De maisrassen MON810 en NK603 van Monsanto zijn enkele van de best onderzochte maisrassen ter wereld. Ze zijn genetisch gemodificeerd. De ene heeft extra genen die de maisplant beschermen tegen een schadelijk insect, de ander heeft bacteriële genen die zorgen voor herbicide-tolerantie, ofwel bescherming tegen een onkruidmiddel Round-up. De eerste is toegelaten op de Europese markt, de tweede (nog) niet.
Beide rassen hebben een uitgebreide toelatingsprocedure achter de rug, maar de EU is huiverig om de gmo’s toe te laten. Een land als Nederland is niet tegen gmo’s, maar landen als Frankrijk en Oostenrijk zijn dit wel. Om de patstelling te doorbreken, laat Brussel extra onderzoek doen naar de veiligheidsbeoordeling van gmo’s in het algemeen en MON810-mais in het bijzonder. Daarom loopt nu het vierjarige EU-project GRACE: GMO Risk Assessment and Communication of Evidence.
In dat kader kijkt Rikilt-onderzoeker Esther Kok met Europese partners of de risicobeoordeling van gmo’s strookt met de laatste wetenschappelijke inzichten. Bovendien herhalen ze de gmo-test met MON810 op proefdieren in een zuiver academische setting, omdat de Europese Commissie aan de kritiek tegemoet wilde komen dat eerdere studies onvoldoende onafhankelijk uitgevoerd zouden zijn.

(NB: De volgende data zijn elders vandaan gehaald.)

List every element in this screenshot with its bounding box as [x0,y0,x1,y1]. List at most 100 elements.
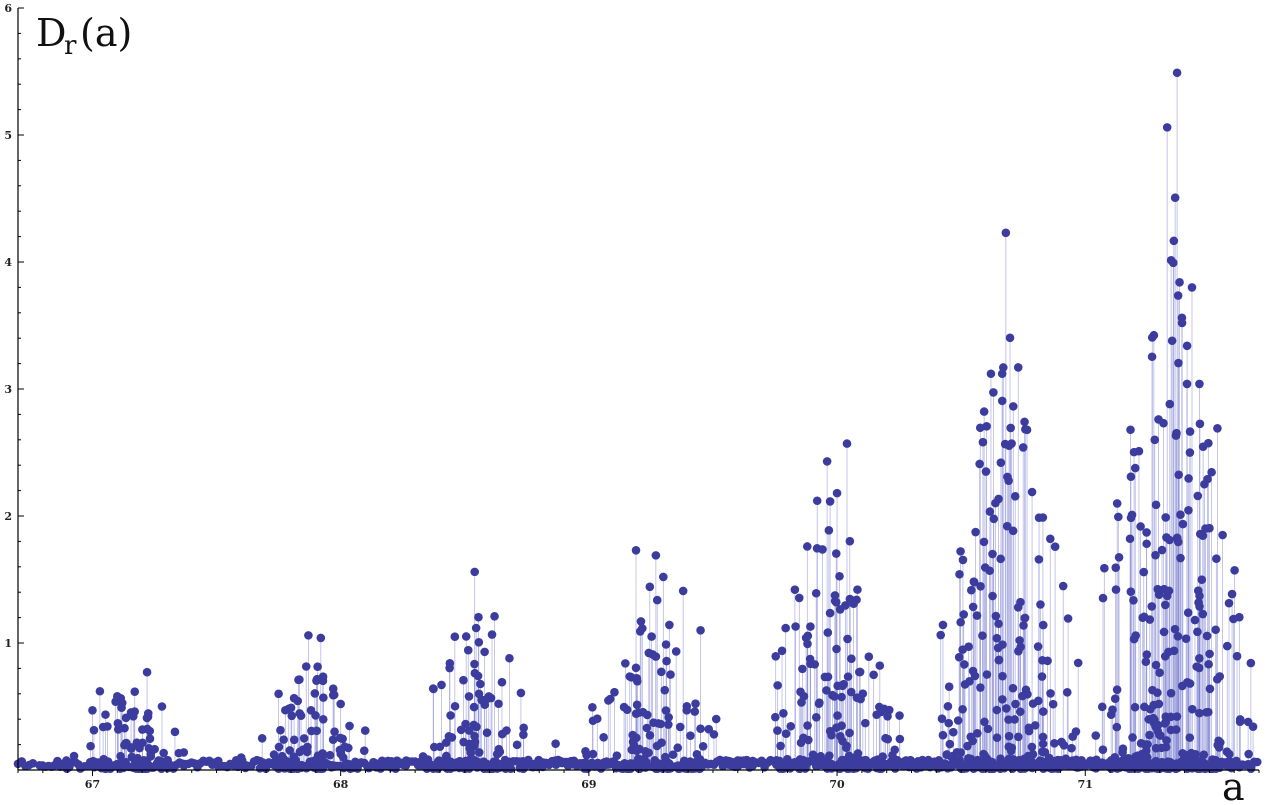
data-point [1173,632,1183,641]
data-point [853,585,862,594]
data-points [13,68,1262,774]
data-point [994,494,1003,504]
data-point [843,634,852,644]
data-point [649,718,658,728]
data-point [1151,500,1161,510]
data-point [779,709,788,718]
data-point [1071,727,1081,736]
data-point [319,693,328,702]
data-point [1038,656,1047,665]
data-point [1172,712,1182,721]
data-point [1157,545,1167,555]
data-point [470,567,479,577]
data-point [652,741,662,751]
data-point [942,750,952,760]
y-axis-title-sub: r [64,31,77,61]
data-point [989,514,999,524]
data-point [824,751,834,760]
data-point [1176,553,1185,563]
data-point [958,645,967,654]
data-point [825,726,835,736]
data-point [295,709,304,718]
data-point [1235,612,1244,622]
data-point [1100,563,1109,573]
data-point [1187,283,1197,292]
data-point [989,388,998,397]
data-point [1059,741,1069,750]
data-point [994,619,1003,629]
data-point [1126,472,1136,482]
data-point [1110,694,1120,704]
data-point [117,698,127,708]
data-point [129,711,138,721]
data-point [635,627,645,636]
data-point [711,714,721,724]
data-point [519,723,528,733]
data-point [709,730,719,739]
data-point [299,734,309,743]
data-point [1222,641,1232,651]
data-point [269,750,279,759]
x-tick-label: 68 [333,778,349,791]
data-point [773,681,782,690]
data-point [286,703,296,713]
data-point [1154,415,1163,424]
data-point [494,699,503,709]
data-point [336,699,345,709]
data-point [1006,423,1015,433]
data-point [1118,744,1128,753]
data-point [429,684,438,694]
data-point [1212,554,1221,564]
data-point [469,702,479,712]
data-point [450,701,460,711]
data-point [1160,652,1170,661]
data-point [884,705,894,715]
data-point [843,672,853,681]
data-point [661,706,671,715]
data-point [978,631,987,640]
data-point [985,507,995,516]
data-point [1160,600,1170,610]
data-point [976,683,985,692]
data-point [835,571,844,581]
data-point [847,654,856,663]
data-point [963,741,972,751]
data-point [1174,358,1183,368]
data-point [313,662,322,671]
data-point [551,739,560,748]
data-point [1134,446,1144,456]
data-point [664,720,673,729]
data-point [811,713,821,722]
data-point [1195,708,1204,718]
data-point [1111,585,1121,594]
data-point [831,597,841,607]
data-point [837,755,847,765]
data-point [975,459,984,469]
data-point [1157,743,1166,753]
data-point [804,735,813,745]
data-point [1150,435,1160,445]
data-point [502,726,511,735]
data-point [837,721,846,730]
data-point [982,670,992,679]
data-point [470,659,479,669]
x-tick-label: 67 [85,778,100,791]
data-point [955,569,964,579]
data-point [998,640,1007,649]
data-point [638,707,648,717]
data-point [1202,631,1212,641]
data-point [1194,663,1204,673]
data-point [988,591,997,601]
data-point [446,711,455,720]
data-point [875,661,885,670]
data-point [302,747,312,757]
data-point [837,692,846,702]
data-point [170,727,180,737]
data-point [497,677,507,687]
data-point [1207,467,1216,477]
data-point [1112,685,1122,694]
data-point [651,652,661,661]
data-point [665,620,674,630]
data-point [470,668,480,678]
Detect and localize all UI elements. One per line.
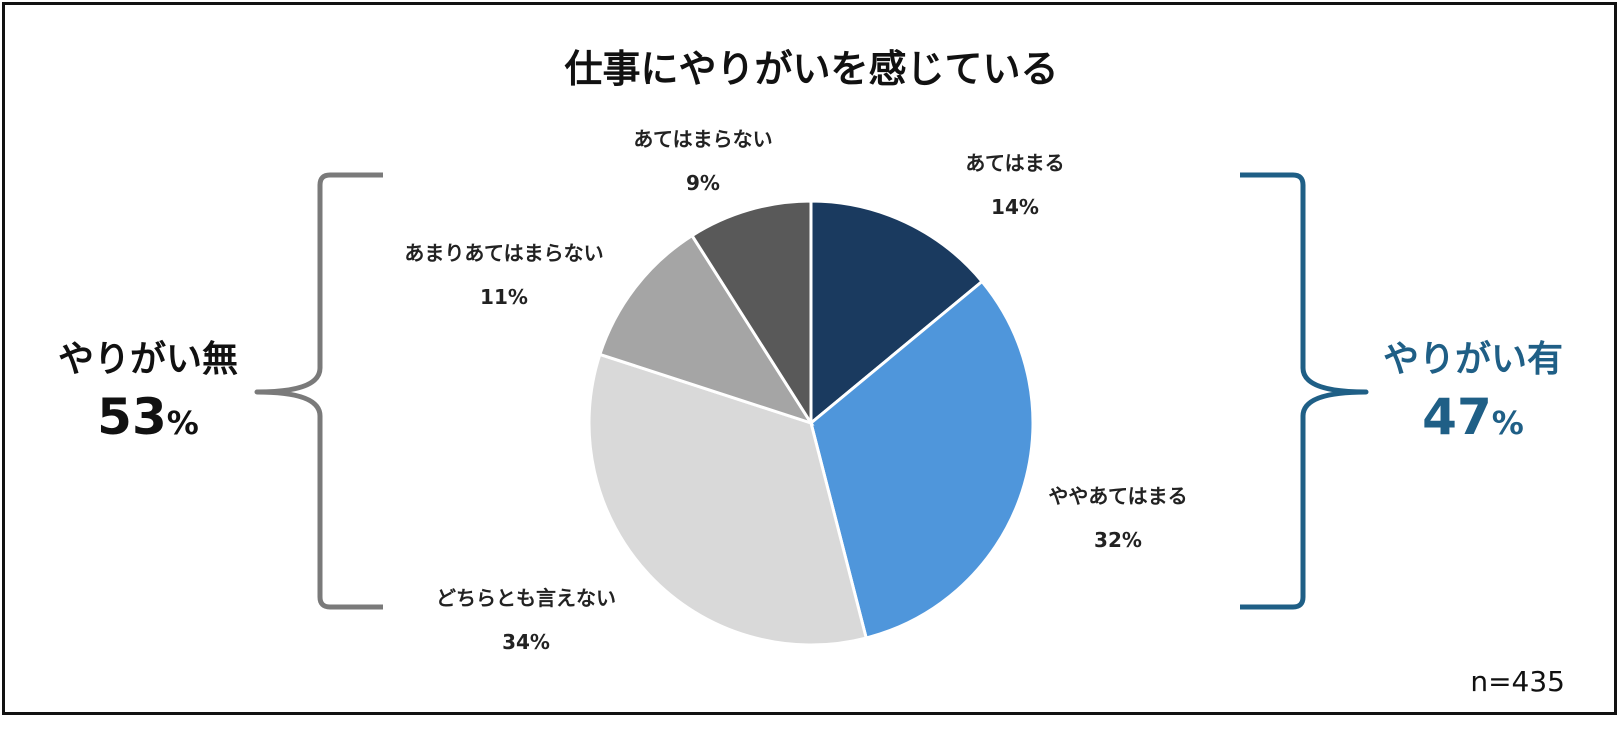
left-bracket [254, 172, 383, 610]
sample-size-note: n=435 [1470, 665, 1565, 698]
positive-value-unit: % [1491, 404, 1524, 442]
slice-value: 11% [480, 285, 528, 309]
slice-name: あてはまらない [633, 127, 773, 151]
slice-label-dochiratomo: どちらとも言えない 34% [436, 576, 616, 664]
positive-value-number: 47 [1422, 388, 1492, 446]
slice-name: あてはまる [965, 151, 1065, 175]
slice-value: 34% [502, 630, 550, 654]
positive-group-title: やりがい有 [1382, 339, 1564, 380]
slice-value: 9% [686, 171, 720, 195]
slice-label-amari-atehamaranai: あまりあてはまらない 11% [404, 231, 603, 319]
pie-slice-4 [689, 199, 813, 429]
negative-value-unit: % [166, 404, 199, 442]
pie-slice-2 [587, 352, 869, 647]
slice-value: 32% [1094, 528, 1142, 552]
positive-group-value: 47% [1422, 388, 1524, 446]
slice-name: あまりあてはまらない [404, 241, 604, 265]
pie-slice-0 [809, 199, 985, 427]
pie-slice-1 [809, 279, 1035, 640]
negative-group-value: 53% [97, 388, 199, 446]
slice-value: 14% [991, 195, 1039, 219]
pie-slice-3 [597, 233, 815, 426]
chart-title: 仕事にやりがいを感じている [564, 47, 1059, 91]
slice-label-yaya-atehamaru: ややあてはまる 32% [1048, 474, 1187, 562]
slice-label-atehamaru: あてはまる 14% [965, 141, 1064, 229]
chart-frame [2, 2, 1617, 715]
negative-group-title: やりがい無 [57, 339, 239, 380]
right-bracket [1240, 172, 1369, 610]
slice-name: どちらとも言えない [436, 586, 616, 610]
slice-label-atehamaranai: あてはまらない 9% [633, 117, 772, 205]
negative-value-number: 53 [97, 388, 167, 446]
slice-name: ややあてはまる [1048, 484, 1188, 508]
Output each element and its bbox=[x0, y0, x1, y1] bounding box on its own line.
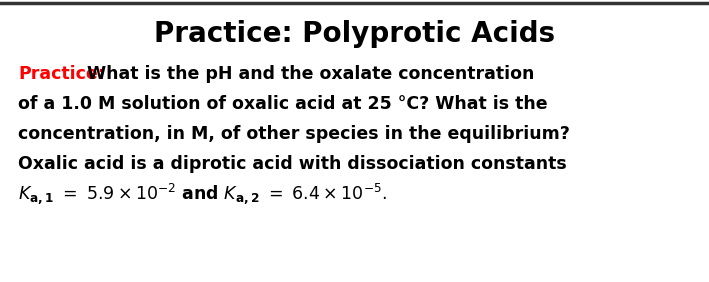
Text: concentration, in M, of other species in the equilibrium?: concentration, in M, of other species in… bbox=[18, 125, 570, 143]
Text: Practice: Polyprotic Acids: Practice: Polyprotic Acids bbox=[154, 20, 555, 48]
Text: Practice:: Practice: bbox=[18, 65, 105, 83]
Text: $K_{\mathbf{a,1}}\ =\ 5.9\times10^{-2}\ \mathbf{and}\ K_{\mathbf{a,2}}\ =\ 6.4\t: $K_{\mathbf{a,1}}\ =\ 5.9\times10^{-2}\ … bbox=[18, 182, 387, 206]
Text: Oxalic acid is a diprotic acid with dissociation constants: Oxalic acid is a diprotic acid with diss… bbox=[18, 155, 566, 173]
Text: of a 1.0 M solution of oxalic acid at 25 °C? What is the: of a 1.0 M solution of oxalic acid at 25… bbox=[18, 95, 547, 113]
Text: What is the pH and the oxalate concentration: What is the pH and the oxalate concentra… bbox=[81, 65, 535, 83]
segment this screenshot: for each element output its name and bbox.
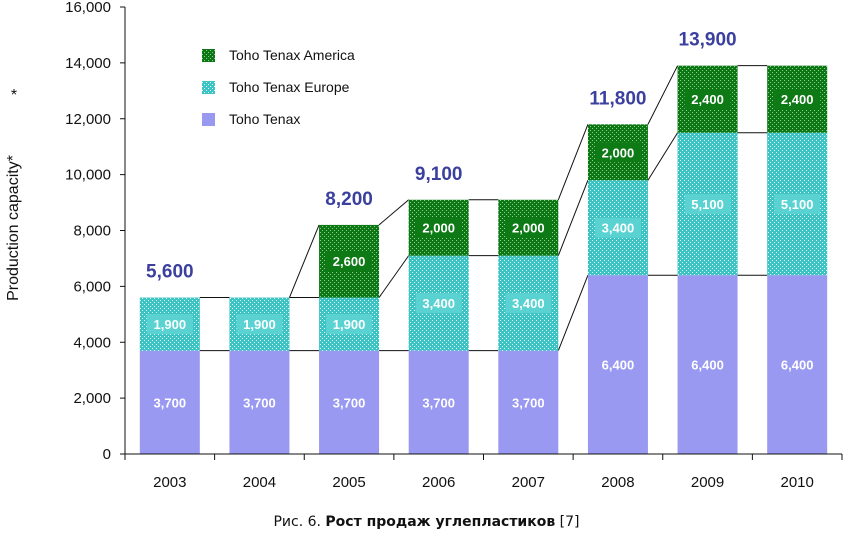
total-label-2005: 8,200 bbox=[325, 189, 373, 210]
segment-label-bg-2010-2 bbox=[774, 89, 821, 110]
segment-label-2005-2: 2,600 bbox=[333, 254, 366, 269]
figure-caption: Рис. 6. Рост продаж углепластиков [7] bbox=[0, 514, 853, 530]
segment-label-bg-2009-2 bbox=[684, 89, 731, 110]
y-tick-label-2: 4,000 bbox=[73, 334, 111, 351]
legend-label-1: Toho Tenax Europe bbox=[229, 79, 350, 95]
bar-tenax-2006 bbox=[408, 350, 469, 454]
total-label-2008: 11,800 bbox=[589, 88, 646, 109]
segment-label-bg-2005-2 bbox=[326, 251, 373, 272]
segment-label-bg-2003-1 bbox=[146, 314, 193, 335]
bar-tenax-2010 bbox=[767, 275, 828, 454]
segment-label-2009-1: 5,100 bbox=[691, 197, 724, 212]
total-label-2006: 9,100 bbox=[415, 164, 463, 185]
legend-swatch-0 bbox=[202, 49, 215, 62]
segment-label-2004-0: 3,700 bbox=[243, 395, 276, 410]
axes: 2003 2004 2005 2006 2007 2008 2009 2010 0 2,000 4,… bbox=[5, 0, 843, 491]
y-tick-label-0: 0 bbox=[103, 446, 111, 463]
segment-label-2007-2: 2,000 bbox=[512, 221, 545, 236]
segment-label-2006-0: 3,700 bbox=[422, 395, 455, 410]
segment-label-bg-2007-2 bbox=[505, 217, 552, 238]
legend: Toho Tenax America Toho Tenax Europe Toho … bbox=[202, 47, 355, 127]
x-tick-2008: 2008 bbox=[601, 474, 634, 491]
segment-label-2007-1: 3,400 bbox=[512, 296, 545, 311]
segment-label-2010-1: 5,100 bbox=[781, 197, 814, 212]
x-tick-2007: 2007 bbox=[512, 474, 545, 491]
segment-label-bg-2005-1 bbox=[326, 314, 373, 335]
segment-label-bg-2010-1 bbox=[774, 193, 821, 214]
segment-label-2009-0: 6,400 bbox=[691, 358, 724, 373]
caption-ref: [7] bbox=[555, 514, 580, 530]
y-tick-label-7: 14,000 bbox=[65, 55, 111, 72]
connector-2008-2 bbox=[647, 132, 678, 181]
connector-2005-2 bbox=[378, 255, 410, 298]
segment-label-2006-2: 2,000 bbox=[422, 221, 455, 236]
total-label-2003: 5,600 bbox=[146, 262, 194, 283]
connector-lines bbox=[199, 65, 768, 352]
y-tick-label-6: 12,000 bbox=[65, 111, 111, 128]
segment-label-bg-2008-1 bbox=[594, 217, 641, 238]
x-tick-2009: 2009 bbox=[691, 474, 724, 491]
x-tick-2006: 2006 bbox=[422, 474, 455, 491]
connector-2007-3 bbox=[557, 124, 589, 200]
segment-label-2005-0: 3,700 bbox=[333, 395, 366, 410]
bar-tenax-2004 bbox=[229, 350, 290, 454]
total-label-2009: 13,900 bbox=[679, 30, 737, 51]
segment-label-bg-2006-1 bbox=[415, 293, 462, 314]
connector-2007-1 bbox=[557, 275, 589, 351]
x-tick-2003: 2003 bbox=[153, 474, 186, 491]
segment-label-bg-2006-2 bbox=[415, 217, 462, 238]
y-axis-footnote-mark: * bbox=[11, 87, 17, 104]
segment-label-2010-0: 6,400 bbox=[781, 358, 814, 373]
segment-label-bg-2004-1 bbox=[236, 314, 283, 335]
segment-label-bg-2007-1 bbox=[505, 293, 552, 314]
legend-label-0: Toho Tenax America bbox=[229, 47, 355, 63]
segment-label-2010-2: 2,400 bbox=[781, 92, 814, 107]
bar-tenax-2009 bbox=[677, 275, 738, 454]
segment-label-2008-2: 2,000 bbox=[602, 145, 635, 160]
y-axis-label: Production capacity* bbox=[5, 155, 22, 301]
bar-tenax-2005 bbox=[319, 350, 380, 454]
connector-2005-3 bbox=[378, 199, 410, 226]
segment-label-2009-2: 2,400 bbox=[691, 92, 724, 107]
segment-label-2004-1: 1,900 bbox=[243, 317, 276, 332]
y-tick-label-5: 10,000 bbox=[65, 167, 111, 184]
connector-2007-2 bbox=[557, 180, 589, 256]
bar-tenax-2007 bbox=[498, 350, 559, 454]
legend-swatch-2 bbox=[202, 113, 215, 126]
segment-label-2007-0: 3,700 bbox=[512, 395, 545, 410]
bars: 3,700 1,900 5,600 3,700 1,900 3,700 1,900 2,600… bbox=[139, 30, 828, 454]
segment-label-2005-1: 1,900 bbox=[333, 317, 366, 332]
segment-label-bg-2009-1 bbox=[684, 193, 731, 214]
segment-label-2008-0: 6,400 bbox=[602, 358, 635, 373]
caption-title: Рост продаж углепластиков bbox=[325, 514, 556, 530]
connector-2008-3 bbox=[647, 65, 679, 125]
y-tick-label-3: 6,000 bbox=[73, 278, 111, 295]
bar-tenax-2003 bbox=[139, 350, 200, 454]
segment-label-2008-1: 3,400 bbox=[602, 221, 635, 236]
segment-label-2006-1: 3,400 bbox=[422, 296, 455, 311]
y-tick-label-4: 8,000 bbox=[73, 223, 111, 240]
x-tick-2004: 2004 bbox=[243, 474, 276, 491]
segment-label-bg-2008-2 bbox=[594, 142, 641, 163]
connector-2004-3 bbox=[288, 224, 320, 298]
segment-label-2003-1: 1,900 bbox=[154, 317, 187, 332]
y-tick-label-8: 16,000 bbox=[65, 0, 111, 16]
legend-label-2: Toho Tenax bbox=[229, 111, 300, 127]
x-tick-2005: 2005 bbox=[332, 474, 365, 491]
caption-prefix: Рис. 6. bbox=[273, 514, 326, 530]
legend-swatch-1 bbox=[202, 81, 215, 94]
y-tick-label-1: 2,000 bbox=[73, 390, 111, 407]
segment-label-2003-0: 3,700 bbox=[154, 395, 187, 410]
bar-tenax-2008 bbox=[587, 275, 648, 454]
x-tick-2010: 2010 bbox=[781, 474, 814, 491]
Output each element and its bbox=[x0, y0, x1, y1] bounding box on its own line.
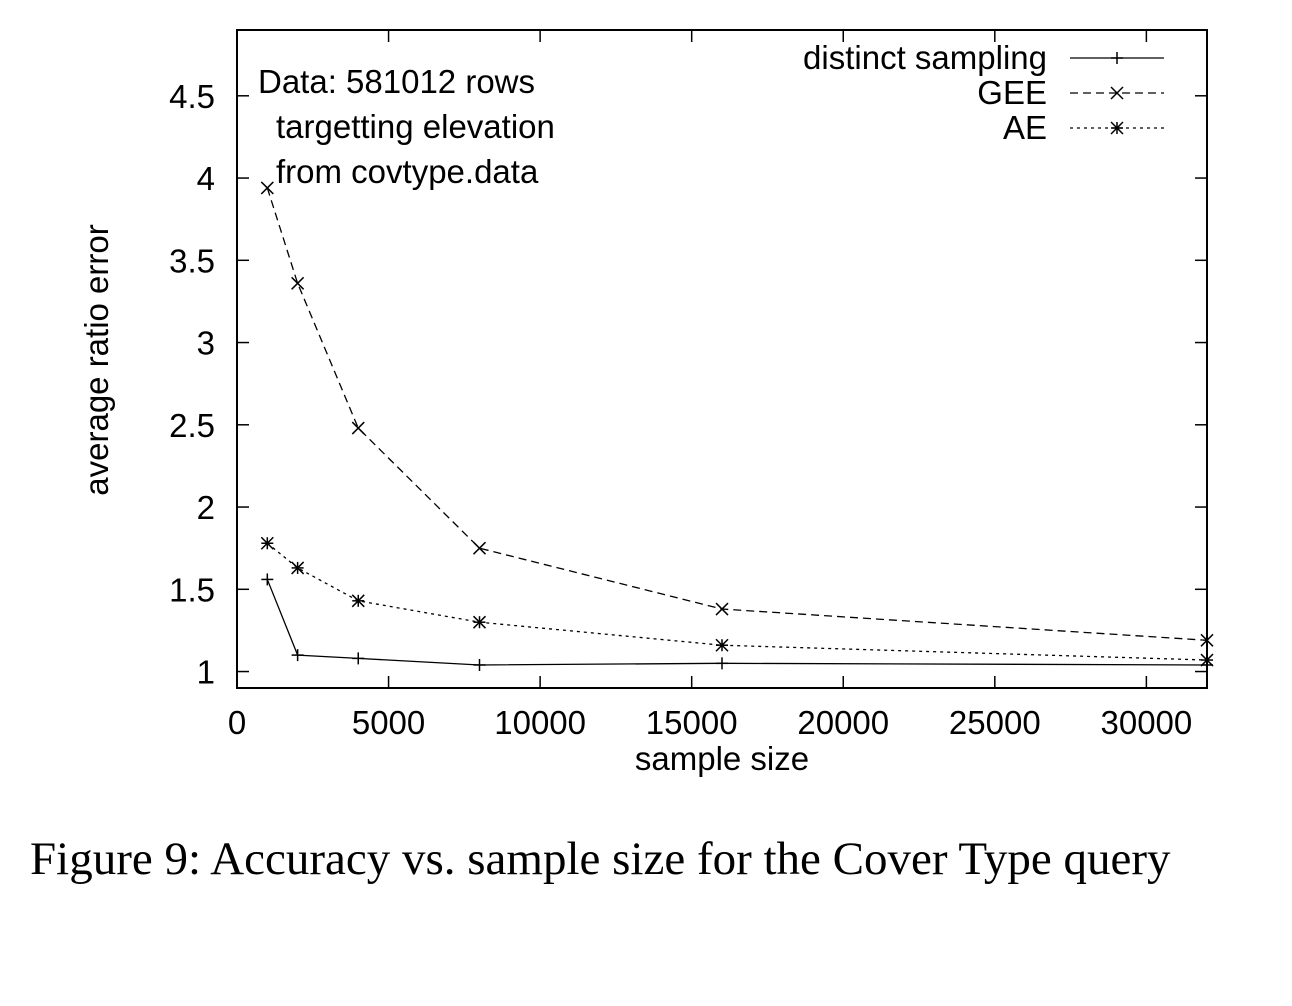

In de test werden 320 ratten verdeeld in verschillende groepen. Een deel van de dieren kreeg een dieet met 33% MON810-mais, een ander deel kreeg een dieet met 11% MON810-mais en 22% gewone mais, en de derde groep kreeg 33% gewone mais van de ouderlijn van MON810 of van een andere gewone mais. De maismaaltijden van MON810 werden daarbij vergeleken met de mais van de niet-gemodificeerde maisrassen. Van alle ratten namen de onderzoekers urine en bloedmonsters af, beoordeelden ze het gedrag en zochten naar afwijkingen in weefsels. Vorige maand publiceerden ze de resultaten in de Archives of Toxicology. Ze concluderen dat MON810 geen afwijkende waarden geeft bij de ratten.
Voor Esther Kok was dat geen verrassende conclusie. ‘In het verleden zijn er al meerdere rattenstudies met MON810 gedaan waarbij veredelingsbedrijven betrokken waren. Dat waren goed opgezette studies waar steeds niets uitkwam. Wij zijn in Nederland geen voorstander van dit soort 90-dagen-rattenstudies, want ze zijn ons inziens niet gevoelig genoeg. Maar de Europese Unie heeft deze studies sinds vorig jaar verplicht gesteld.’
Onder de noemer van GRACE staat ook nog een ratten-voedingsstudie van 1 jaar lang met MON810 en controlegroepen op stapel. Bovendien komt er een 2-jarige EU-studie naar de effecten van NK603, zegt Kok. Dat is eigenlijk een onderzoek naar aanleiding van het geruchtmakende gmo-onderzoek van de Fransman Seralini die in 2012 concludeerde dat ratten gezwellen krijgen van het langdurig eten van gmo-mais. Deze studie is later teruggetrokken door het wetenschappelijk tijdschrift vanwege breed gedragen kritiek op de opzet van de studie.
Kok zou verbaasd zijn wanneer uit deze nieuwe studie aanwijzingen komen voor schadelijke effecten. ‘Het onderzoek is nog niet afgerond, maar je kunt wel stellen dat er al heel veel onderzoek is gedaan aan deze gmo-rassen. Er is geen reden om te twijfelen aan die uitkomsten, maar om dat zeker te weten wordt deze studie uitgevoerd.. Eigenlijk staan deze vervolgstudies haaks op een richtlijn in de toxicologie: als je in kortdurende studies geen indicaties vindt voor een mogelijk schadelijk effect, doe je geen langdurige (chronische) studie. Dit soort rattenstudies zijn naar mijn idee te ongevoelig om een effect van gmo’s te meten. Op basis van eerder onderzoek verwacht ik dat er meer informatie te halen is uit analytisch onderzoek naar de effecten van genetische modificatie in de plant. Deze vergelijking tussen de toxicologische en analytische benadering is ook onderdeel van het GRACE-project.’
Het project GRACE, een verbond van Europese toxicologen en risico-beoordelaars, wordt gecoördineerd door het Duitse Julius Kuhn Institut.